The players are also split between whether or not to run Avigraft or Vanquish in the market. The one that capitalizes on this the most is xSTEALTHx, who runs a main deck Avigraft as an additional piece of removal due to going for a market Vanquish. And if there’s a way to run Vanquish in the market, having some in the main deck is definitely a power move. However, I think that running a market Vanquish just to beat Rizahn and Xo is the wrong move for an FJS deck. Although these two fliers are fixtures of the current meta, there are plenty of main deck answers to them, and retaining the ability to completely remove a unit from your opponents game plan is very powerful. And finally, everyone except for xSTEALTHx made the choice to run Martyr’s Chains in the market, which provides an almost unbeatable late game. But this only applies if your opponent does not match you with their own Martyr’s Chains.
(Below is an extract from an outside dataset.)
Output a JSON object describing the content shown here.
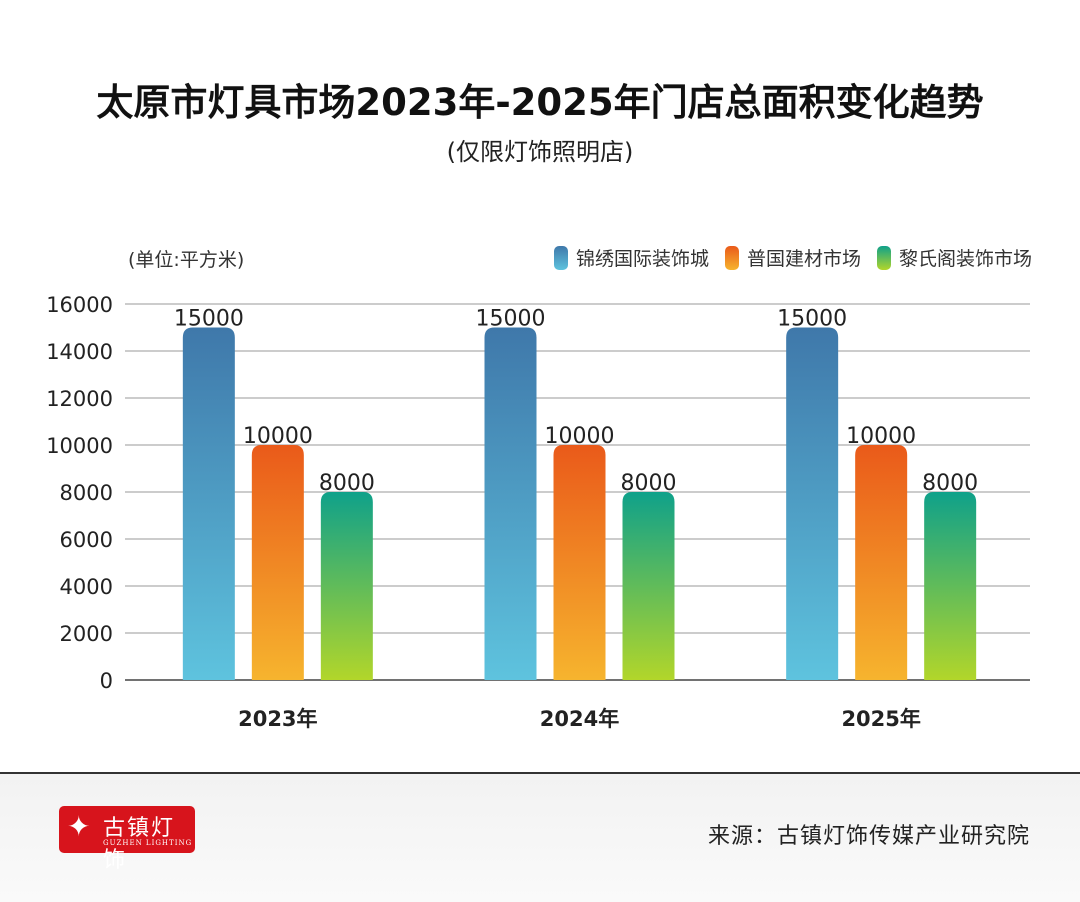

Other common market cards include Harsh Rule, which was run by two decks, Deepforged Plate showed up in three markets, and Defiance had two representatives. All of these cards are fairly self-explanatory, and don’t need a lot more elaboration. However, some players opted for more interesting choices. First, ThufirHawat opted to run a Stonescar Banner in the market, which helps with having more consistent power and influence. Although I like the premise of running a banner in the FJS black market, I don’t really think it’s superior enough to Bore. On the other hand, xSTEALTHx, opted to run a market Statuary Maiden, which is definitely a very rogue decision. Although the power of Statuary Maiden is mostly shutting down void recursion and dominant board states, it can clog up a game plan when the FJS player draws multiples or the opponent never presents a dominant board state that can be dealt with by Statuary Maiden. In this regard, running it in the market ensures that whenever Maiden is necessary, she can be fetched. This is a bold move and a strategy I hope to see more of in the future.
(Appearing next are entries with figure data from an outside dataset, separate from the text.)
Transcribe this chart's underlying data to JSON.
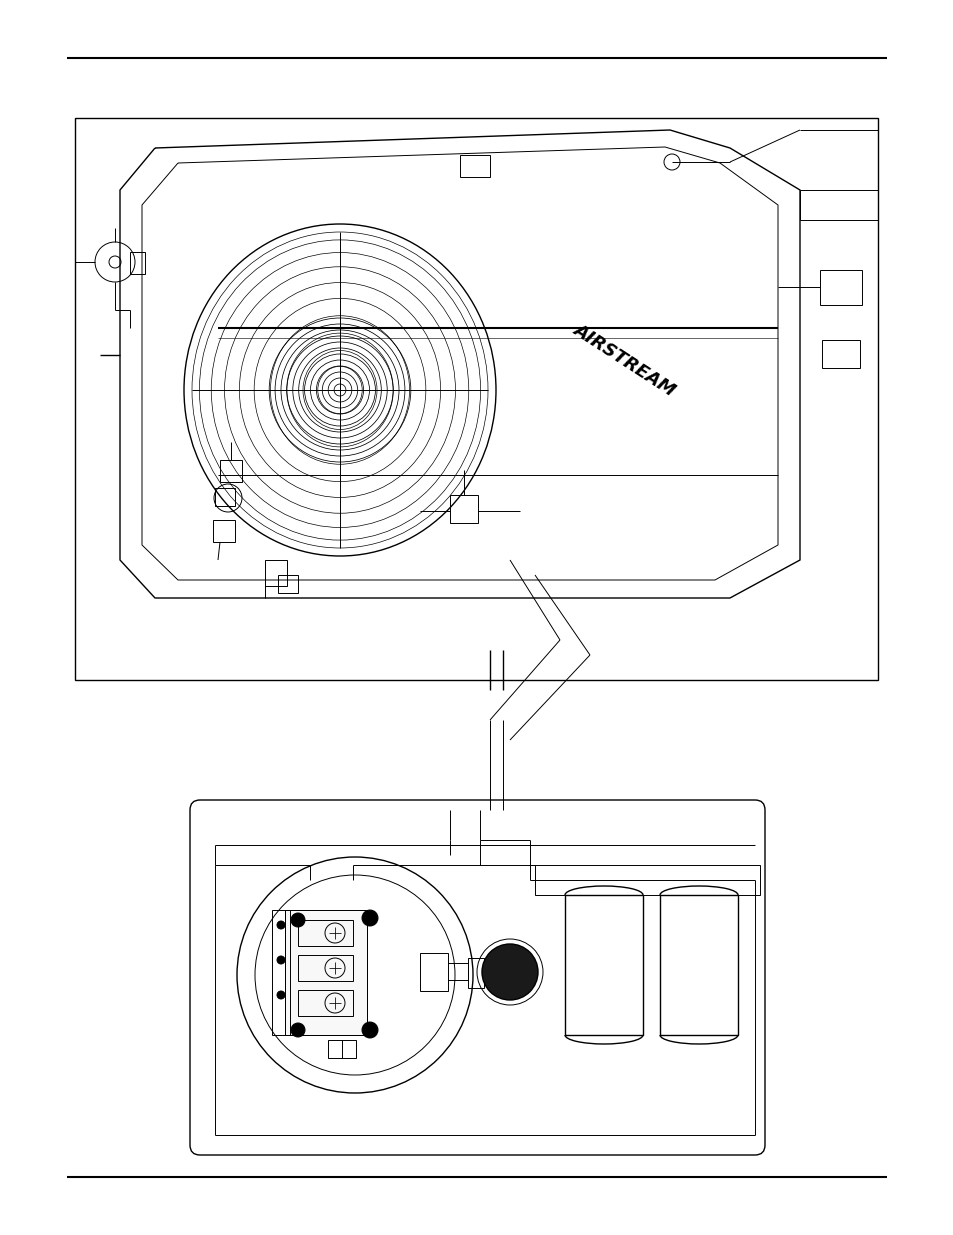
{
  "bg_color": "#ffffff",
  "line_color": "#000000",
  "lw_thin": 0.7,
  "lw_med": 1.0,
  "lw_thick": 1.5
}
Now that we have delved into the depths of FJS variety, we should also look over all the other decks that were represented in the ETS and ECQ top 8s. In the two tournaments combined, the rest of the top 8s were occupied by four aggro decks, three mid-range decks, and three combo decks. The aggro decks consisted of two copies of Haunted Highway, one Skraggro, and one Rakano Aggro deck. The mid-range decks were represented by two copies of FJS that did not make the top three and one copy of Argenport mid-range. However, the interesting counter-current in the metagame is the relative popularity of combo. First, we saw two different builds of Howling Peak combo decks. The first one was the new standard Kennadin build, which most of us are already used to. However, the second one was the West-Wind Herald combo that uses Howling Peak for survivability and setup, and seems to have become a legitimately powerful deck that can be a good on-meta choice. The final combo deck was an Elysian Maul build, which has been good on ladder for a while, but only now broke out in the tournament scene. It’s always nice to see relatively unsupported archetypes liven up the bleak future of FJS being tier 0, and I personally hope to see more combo on ladder.
This has been Isochron presenting Meta Monday for Team Rankstar.